In some states — New York, North Carolina and Texas — one must also show the existence of special damages that may be the result, for instance, of the proceeding interfering with the plaintiff's freedom (e.g. arrest), property (e.g. attachment), or other similarly dire consequences going far beyond the physical, psychological or financial demands of defending a law suit. Proving this can be a significant hurdle, but has been deemed necessary by some courts to protect the policy of law, which is intended to afford fair opportunity to all to have their claims heard in court.
Canada has yet to confirm that liability for malicious prosecution can be established in civil proceedings, though the courts here have allowed, in limited contexts, similar claims against individuals other than the Attorney General or Crown prosecutors. In 1990 the Ontario Divisional Court held in Stoffman v Ontario Veterinary Association that a professional regulator could be sued for malicious prosecution based on wrongfully instituted disciplinary proceedings. In a 2013 ruling, Jo v Alberta, the Alberta Court of Queen's Bench imported malicious prosecution claims into child welfare proceedings. Importantly, in Drainville v Vilchez, the Ontario Superior Court of Justice also allowed a claim against an individual who had wrongfully reported an incident to the police and even awarded damages of $23,866.37.

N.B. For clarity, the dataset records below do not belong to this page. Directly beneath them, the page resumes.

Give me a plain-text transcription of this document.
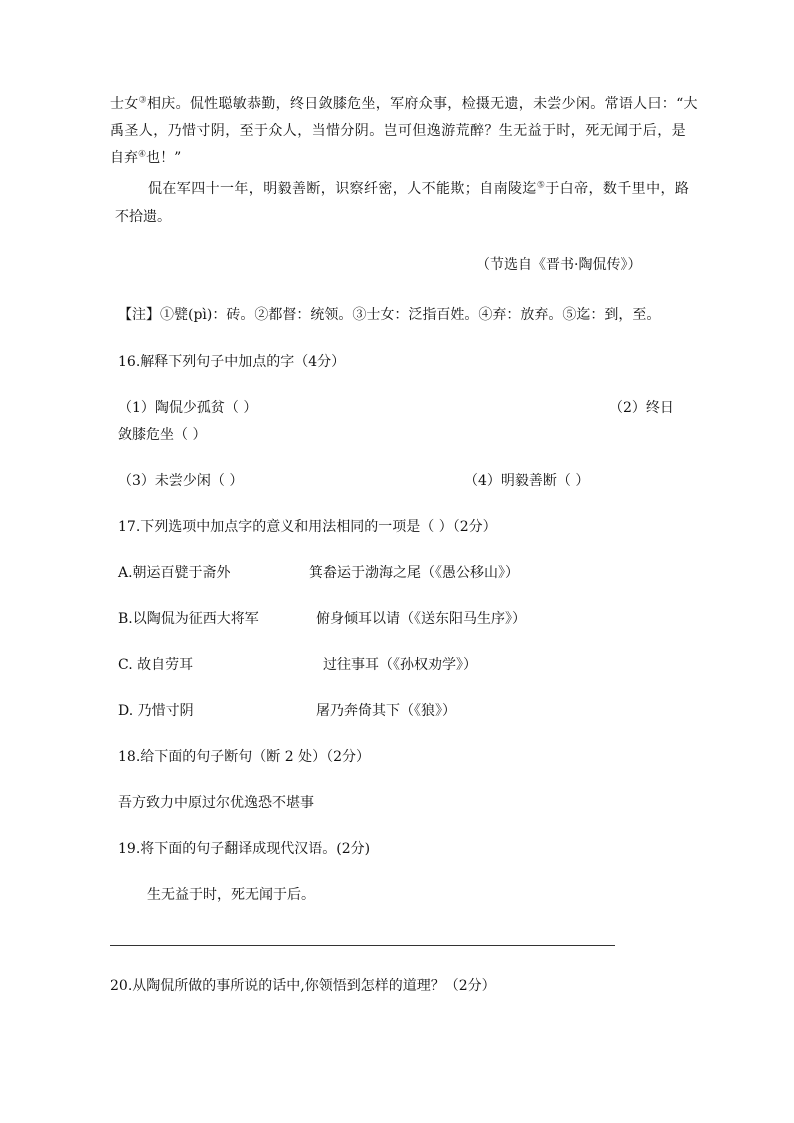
士女③相庆。侃性聪敏恭勤，终日敛膝危坐，军府众事，检摄无遗，未尝少闲。常语人曰：“大
禹圣人，乃惜寸阴，至于众人，当惜分阴。岂可但逸游荒醉？生无益于时，死无闻于后，是
自弃④也！”
侃在军四十一年，明毅善断，识察纤密，人不能欺；自南陵迄⑤于白帝，数千里中，路
不拾遗。
（节选自《晋书·陶侃传》）
【注】①甓(pì)：砖。②都督：统领。③士女：泛指百姓。④弃：放弃。⑤迄：到，至。
16.解释下列句子中加点的字（4分）
（1）陶侃少孤贫（ ）	（2）终日
敛膝危坐（ ）
（3）未尝少闲（ ）	（4）明毅善断（ ）
17.下列选项中加点字的意义和用法相同的一项是（ ）（2分）
A.朝运百甓于斋外	箕畚运于渤海之尾（《愚公移山》）
B.以陶侃为征西大将军	俯身倾耳以请（《送东阳马生序》）
C. 故自劳耳	过往事耳（《孙权劝学》）
D. 乃惜寸阴	屠乃奔倚其下（《狼》）
18.给下面的句子断句（断 2 处）（2分）
吾方致力中原过尔优逸恐不堪事
19.将下面的句子翻译成现代汉语。(2分)
生无益于时，死无闻于后。
20.从陶侃所做的事所说的话中,你领悟到怎样的道理？（2分）
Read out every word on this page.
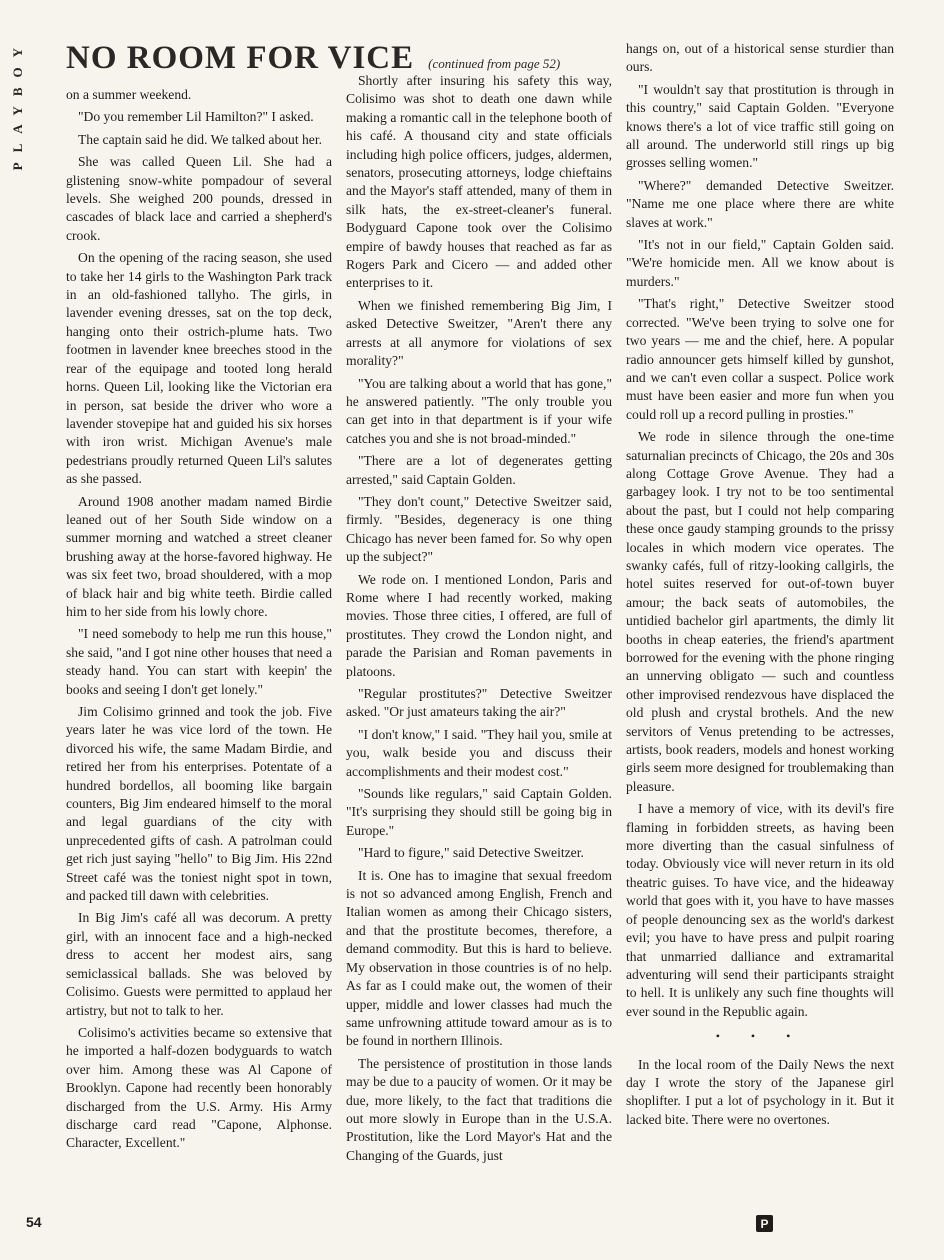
PLAYBOY NO ROOM FOR VICE (continued from page 52)

on a summer weekend.

"Do you remember Lil Hamilton?" I asked.

The captain said he did. We talked about her.

She was called Queen Lil. She had a glistening snow-white pompadour of several levels. She weighed 200 pounds, dressed in cascades of black lace and carried a shepherd's crook.

On the opening of the racing season, she used to take her 14 girls to the Washington Park track in an old-fashioned tallyho. The girls, in lavender evening dresses, sat on the top deck, hanging onto their ostrich-plume hats. Two footmen in lavender knee breeches stood in the rear of the equipage and tooted long herald horns. Queen Lil, looking like the Victorian era in person, sat beside the driver who wore a lavender stovepipe hat and guided his six horses with iron wrist. Michigan Avenue's male pedestrians proudly returned Queen Lil's salutes as she passed.

Around 1908 another madam named Birdie leaned out of her South Side window on a summer morning and watched a street cleaner brushing away at the horse-favored highway. He was six feet two, broad shouldered, with a mop of black hair and big white teeth. Birdie called him to her side from his lowly chore.

"I need somebody to help me run this house," she said, "and I got nine other houses that need a steady hand. You can start with keepin' the books and seeing I don't get lonely."

Jim Colisimo grinned and took the job. Five years later he was vice lord of the town. He divorced his wife, the same Madam Birdie, and retired her from his enterprises. Potentate of a hundred bordellos, all booming like bargain counters, Big Jim endeared himself to the moral and legal guardians of the city with unprecedented gifts of cash. A patrolman could get rich just saying "hello" to Big Jim. His 22nd Street café was the toniest night spot in town, and packed till dawn with celebrities.

In Big Jim's café all was decorum. A pretty girl, with an innocent face and a high-necked dress to accent her modest airs, sang semiclassical ballads. She was beloved by Colisimo. Guests were permitted to applaud her artistry, but not to talk to her.

Colisimo's activities became so extensive that he imported a half-dozen bodyguards to watch over him. Among these was Al Capone of Brooklyn. Capone had recently been honorably discharged from the U.S. Army. His Army discharge card read "Capone, Alphonse. Character, Excellent."

Shortly after insuring his safety this way, Colisimo was shot to death one dawn while making a romantic call in the telephone booth of his café. A thousand city and state officials including high police officers, judges, aldermen, senators, prosecuting attorneys, lodge chieftains and the Mayor's staff attended, many of them in silk hats, the ex-street-cleaner's funeral. Bodyguard Capone took over the Colisimo empire of bawdy houses that reached as far as Rogers Park and Cicero — and added other enterprises to it.

When we finished remembering Big Jim, I asked Detective Sweitzer, "Aren't there any arrests at all anymore for violations of sex morality?"

"You are talking about a world that has gone," he answered patiently. "The only trouble you can get into in that department is if your wife catches you and she is not broad-minded."

"There are a lot of degenerates getting arrested," said Captain Golden.

"They don't count," Detective Sweitzer said, firmly. "Besides, degeneracy is one thing Chicago has never been famed for. So why open up the subject?"

We rode on. I mentioned London, Paris and Rome where I had recently worked, making movies. Those three cities, I offered, are full of prostitutes. They crowd the London night, and parade the Parisian and Roman pavements in platoons.

"Regular prostitutes?" Detective Sweitzer asked. "Or just amateurs taking the air?"

"I don't know," I said. "They hail you, smile at you, walk beside you and discuss their accomplishments and their modest cost."

"Sounds like regulars," said Captain Golden. "It's surprising they should still be going big in Europe."

"Hard to figure," said Detective Sweitzer.

It is. One has to imagine that sexual freedom is not so advanced among English, French and Italian women as among their Chicago sisters, and that the prostitute becomes, therefore, a demand commodity. But this is hard to believe. My observation in those countries is of no help. As far as I could make out, the women of their upper, middle and lower classes had much the same unfrowning attitude toward amour as is to be found in northern Illinois.

The persistence of prostitution in those lands may be due to a paucity of women. Or it may be due, more likely, to the fact that traditions die out more slowly in Europe than in the U.S.A. Prostitution, like the Lord Mayor's Hat and the Changing of the Guards, just

hangs on, out of a historical sense sturdier than ours.

"I wouldn't say that prostitution is through in this country," said Captain Golden. "Everyone knows there's a lot of vice traffic still going on all around. The underworld still rings up big grosses selling women."

"Where?" demanded Detective Sweitzer. "Name me one place where there are white slaves at work."

"It's not in our field," Captain Golden said. "We're homicide men. All we know about is murders."

"That's right," Detective Sweitzer stood corrected. "We've been trying to solve one for two years — me and the chief, here. A popular radio announcer gets himself killed by gunshot, and we can't even collar a suspect. Police work must have been easier and more fun when you could roll up a record pulling in prosties."

We rode in silence through the one-time saturnalian precincts of Chicago, the 20s and 30s along Cottage Grove Avenue. They had a garbagey look. I try not to be too sentimental about the past, but I could not help comparing these once gaudy stamping grounds to the prissy locales in which modern vice operates. The swanky cafés, full of ritzy-looking callgirls, the hotel suites reserved for out-of-town buyer amour; the back seats of automobiles, the untidied bachelor girl apartments, the dimly lit booths in cheap eateries, the friend's apartment borrowed for the evening with the phone ringing an unnerving obligato — such and countless other improvised rendezvous have displaced the old plush and crystal brothels. And the new servitors of Venus pretending to be actresses, artists, book readers, models and honest working girls seem more designed for troublemaking than pleasure.

I have a memory of vice, with its devil's fire flaming in forbidden streets, as having been more diverting than the casual sinfulness of today. Obviously vice will never return in its old theatric guises. To have vice, and the hideaway world that goes with it, you have to have masses of people denouncing sex as the world's darkest evil; you have to have press and pulpit roaring that unmarried dalliance and extramarital adventuring will send their participants straight to hell. It is unlikely any such fine thoughts will ever sound in the Republic again.

• • •

In the local room of the Daily News the next day I wrote the story of the Japanese girl shoplifter. I put a lot of psychology in it. But it lacked bite. There were no overtones.

54	P
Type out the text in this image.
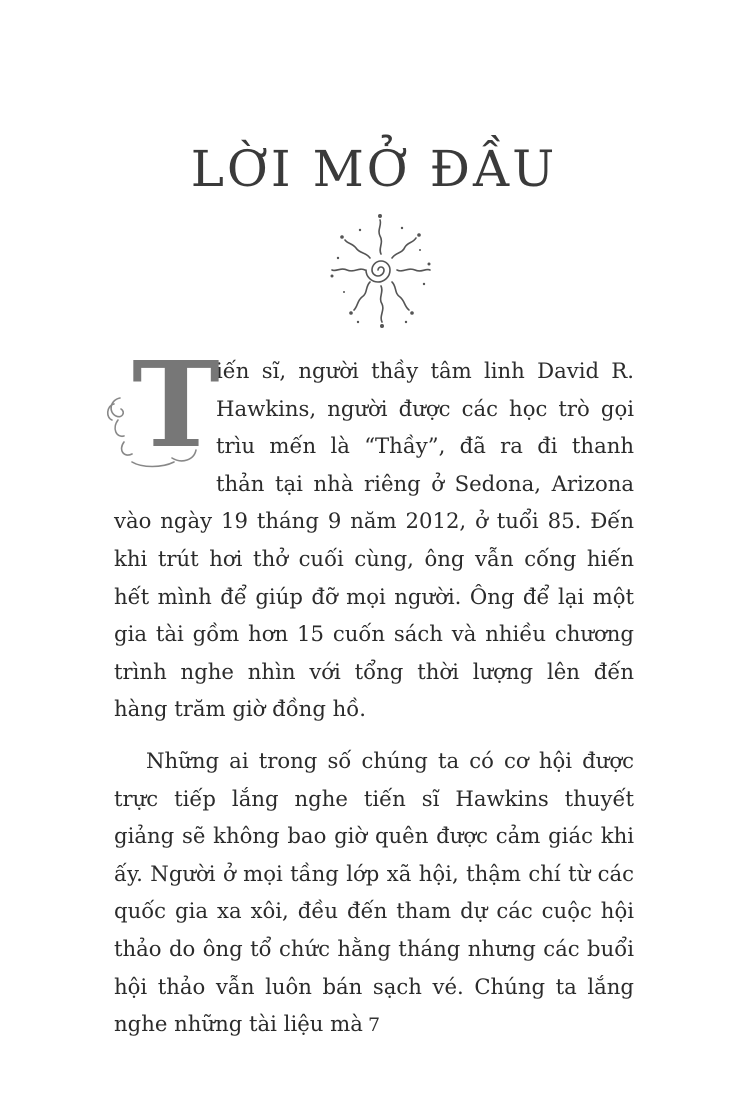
LỜI MỞ ĐẦU

T
iến sĩ, người thầy tâm linh David R. Hawkins, người được các học trò gọi trìu mến là “Thầy”, đã ra đi thanh thản tại nhà riêng ở Sedona, Arizona vào ngày 19 tháng 9 năm 2012, ở tuổi 85. Đến khi trút hơi thở cuối cùng, ông vẫn cống hiến hết mình để giúp đỡ mọi người. Ông để lại một gia tài gồm hơn 15 cuốn sách và nhiều chương trình nghe nhìn với tổng thời lượng lên đến hàng trăm giờ đồng hồ.

Những ai trong số chúng ta có cơ hội được trực tiếp lắng nghe tiến sĩ Hawkins thuyết giảng sẽ không bao giờ quên được cảm giác khi ấy. Người ở mọi tầng lớp xã hội, thậm chí từ các quốc gia xa xôi, đều đến tham dự các cuộc hội thảo do ông tổ chức hằng tháng nhưng các buổi hội thảo vẫn luôn bán sạch vé. Chúng ta lắng nghe những tài liệu mà 7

A tort for malicious prosecution in a civil context may be allowable in Canada. In criminal proceedings the test is highly similar to ones relied upon in in the U.K. and in the U.S. (particularly in the states which do not require the "special damages" factor).
Proponents argue that a tort for malicious prosecution would deter bad faith conduct by defendants, encourage pre-litigation due diligence, maintain the integrity of the judicial process by preventing frivolous actions, and preserve judicial economy by limiting baseless actions.
Critics respond that there are other disincentives to frivolous litigation (namely the ability to award costs) and that recognizing a new tort would actually increase, rather than decrease, the burden on the legal system. In Stoffman, the court addressed some of these concerns in the administrative context. Specifically, it stated that the risks of a chilling effect on legitimate prosecutions and opening the floodgates of litigation were mitigated by the onerous and strict burden on the plaintiff with respect to establishing malice and the absence of reasonable and probable cause. What’s more, a recent study in Ontario shows there is no evidence that extending the tort to the administrative context opened the floodgates to litigation in the last 25 years.
While Canada continues to be reluctant to expand the tort of malicious prosecution outside of criminal proceedings, the recent decision of the U.K. Supreme Court in Willers and of the Ontario Superior Court in Drainville, suggest that it may be time for Canada to officially give the tort of malicious prosecution of criminal proceedings a new sibling in the civil context.
Jasmine Lothian is an articling student with MLT Aikins. The author's views are her own.